Purpose
Estimate current pain intensity from personal narratives of the chronic pain experience and explore the linguistic differences that allow for it.
Methods
Chronic pain patients were interviewed, and demographic and clinical data were collected. Patients reported their current pain intensity on a Visual Analogue Scale (VAS), which was discretized into 3 classes: mild, moderate, and severe pain.

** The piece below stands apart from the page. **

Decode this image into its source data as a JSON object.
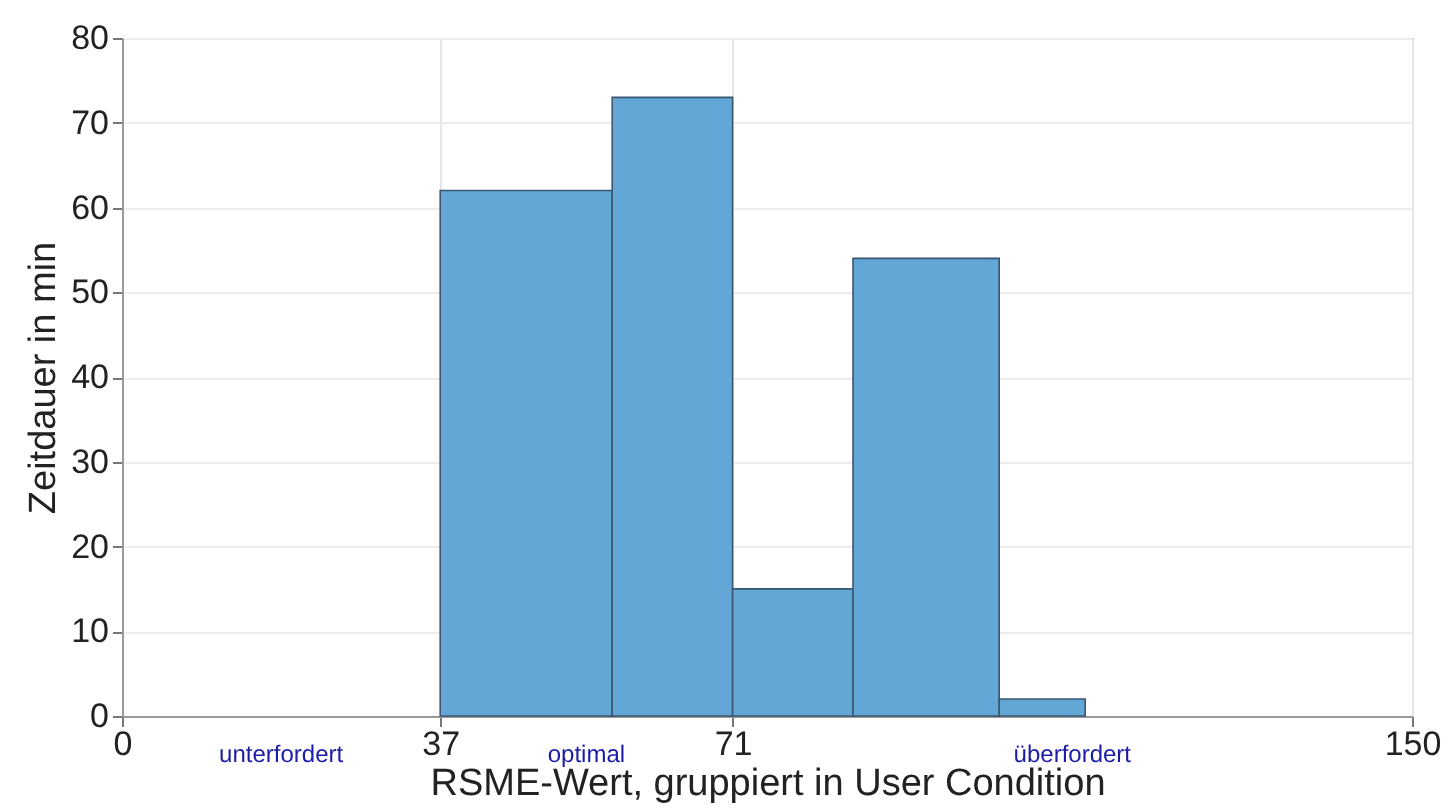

Language features were extracted from the transcribed interview of each patient and used to classify their pain intensity category in a Leave One Out Validation setting. Performance was measured using the weighted F1 score. Possibly confounding variables were analyzed for internal validity.
Results
65 patients (40 females), averaging 56.4 ± 12.7 years of age, participated in the study. The best performing model was the Support Vector Machine with an Early Fusion of select language features, with an F1 of .60, improving 39.5% upon the baseline. Patients with mild pain focus more on the use of verbs, whilst moderate and severe pain patients focus on adverbs, and nouns and adjectives, respectively.
Conclusion
Pain intensity estimation is commonly based on facial expressions and various bio-signals, but language does not seem to have been previously used. We demonstrated a proof-of-concept for the analysis of the language of chronic pain in that context, and, importantly, that focus on specific words/themes is especially correlated with specific pain intensity categories. We show that language features from patient narratives indeed convey information relevant for pain intensity estimation, and that our computational models can take advantage of that.